The advert is nicely done – humorous but sharp – and the message gets through. Maybe more of a message than was intended. The ad is presented as a friendly warning (“Your child could be watching porn”), but it’s closer to parental wish-fulfilment. Kindly, albeit naked, strangers showing up at your door to give you the nod about your child’s online activities, opening that conversation for you? You wish. In reality, the buck stops with you.
The ad follows a 2019 study about how some New Zealand teenagers use online porn to learn about sex. There was a similar report from Ireland in 2018. I thought then as I do now: teenagers can’t find out about sex from porn – they can only find out about porn from porn. This continues to be a hugely disturbing and complicated issue. Modern youngsters are dealing with unprecedented explicit content, unlimited access and sheer volume. They’re routinely bombarded with damaging, violent, non-consensual imagery their immature brains haven’t a hope of processing.
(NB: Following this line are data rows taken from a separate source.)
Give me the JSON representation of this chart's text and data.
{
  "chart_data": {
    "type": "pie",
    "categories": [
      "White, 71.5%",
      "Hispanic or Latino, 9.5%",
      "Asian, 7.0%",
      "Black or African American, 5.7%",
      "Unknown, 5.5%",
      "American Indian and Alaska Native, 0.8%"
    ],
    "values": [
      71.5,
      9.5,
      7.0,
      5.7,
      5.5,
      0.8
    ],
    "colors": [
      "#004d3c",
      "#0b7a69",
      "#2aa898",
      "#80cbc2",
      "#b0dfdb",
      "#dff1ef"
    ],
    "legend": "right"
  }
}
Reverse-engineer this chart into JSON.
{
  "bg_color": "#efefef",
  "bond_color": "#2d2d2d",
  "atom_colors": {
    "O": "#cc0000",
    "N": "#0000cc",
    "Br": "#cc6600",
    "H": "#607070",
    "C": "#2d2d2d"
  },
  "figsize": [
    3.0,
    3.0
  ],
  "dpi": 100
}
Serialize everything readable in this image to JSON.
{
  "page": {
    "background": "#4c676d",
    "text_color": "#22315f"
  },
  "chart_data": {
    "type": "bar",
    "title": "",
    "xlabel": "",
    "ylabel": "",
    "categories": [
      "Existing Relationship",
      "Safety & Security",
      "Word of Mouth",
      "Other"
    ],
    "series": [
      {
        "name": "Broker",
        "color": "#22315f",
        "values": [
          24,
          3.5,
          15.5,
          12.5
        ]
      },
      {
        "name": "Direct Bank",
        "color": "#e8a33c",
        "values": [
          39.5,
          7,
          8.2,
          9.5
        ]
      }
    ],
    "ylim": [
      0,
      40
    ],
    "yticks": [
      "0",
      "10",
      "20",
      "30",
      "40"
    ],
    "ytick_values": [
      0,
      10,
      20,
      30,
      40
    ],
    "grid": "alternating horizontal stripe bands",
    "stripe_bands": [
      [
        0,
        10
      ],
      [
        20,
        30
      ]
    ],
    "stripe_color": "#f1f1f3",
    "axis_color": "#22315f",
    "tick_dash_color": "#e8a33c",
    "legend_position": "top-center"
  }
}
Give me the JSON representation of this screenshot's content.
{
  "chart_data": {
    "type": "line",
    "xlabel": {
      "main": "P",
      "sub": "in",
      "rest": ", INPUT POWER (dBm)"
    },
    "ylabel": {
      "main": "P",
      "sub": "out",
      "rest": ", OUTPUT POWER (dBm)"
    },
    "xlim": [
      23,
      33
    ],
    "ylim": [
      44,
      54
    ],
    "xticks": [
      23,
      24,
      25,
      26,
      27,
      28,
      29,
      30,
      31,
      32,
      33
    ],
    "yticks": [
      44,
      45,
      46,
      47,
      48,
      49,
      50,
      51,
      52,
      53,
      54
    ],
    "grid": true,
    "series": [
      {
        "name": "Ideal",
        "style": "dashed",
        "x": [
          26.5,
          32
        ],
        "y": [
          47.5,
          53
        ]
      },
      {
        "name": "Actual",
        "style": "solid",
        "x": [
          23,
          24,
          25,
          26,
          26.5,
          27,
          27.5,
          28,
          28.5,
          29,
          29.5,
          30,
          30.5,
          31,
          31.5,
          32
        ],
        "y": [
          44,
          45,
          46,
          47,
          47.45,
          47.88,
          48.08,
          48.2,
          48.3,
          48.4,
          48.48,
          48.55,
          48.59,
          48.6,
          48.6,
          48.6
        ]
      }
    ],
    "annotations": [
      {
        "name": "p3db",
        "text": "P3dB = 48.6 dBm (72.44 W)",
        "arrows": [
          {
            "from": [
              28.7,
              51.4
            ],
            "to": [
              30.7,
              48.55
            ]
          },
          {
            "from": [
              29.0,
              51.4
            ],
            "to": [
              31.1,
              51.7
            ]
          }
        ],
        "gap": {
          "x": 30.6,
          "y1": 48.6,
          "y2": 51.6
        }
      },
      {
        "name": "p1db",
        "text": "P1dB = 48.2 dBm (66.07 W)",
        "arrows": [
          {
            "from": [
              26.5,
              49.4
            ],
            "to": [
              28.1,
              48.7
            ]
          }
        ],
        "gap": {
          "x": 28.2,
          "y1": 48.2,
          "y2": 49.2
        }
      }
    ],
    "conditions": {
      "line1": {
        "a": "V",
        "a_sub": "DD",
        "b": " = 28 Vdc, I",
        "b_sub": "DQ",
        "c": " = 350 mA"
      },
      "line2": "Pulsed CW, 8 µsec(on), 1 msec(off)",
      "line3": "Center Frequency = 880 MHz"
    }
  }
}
This isn’t about being a nation of prudes – introducing the topic of pornography to your child is difficult – but who else will, but you? Sex education in schools can’t do everything. As for your child maturely and responsibly broaching the subject with you… Give them a tiny break! Just like the porn itself, this is not something teenagers should be expected to deal with. Nor are helpful porn stars likely to turn up at your door. If any parents (or kids) out there have already dealt with this, then sincere respect to you. Everyone else: I’m afraid this is down to you.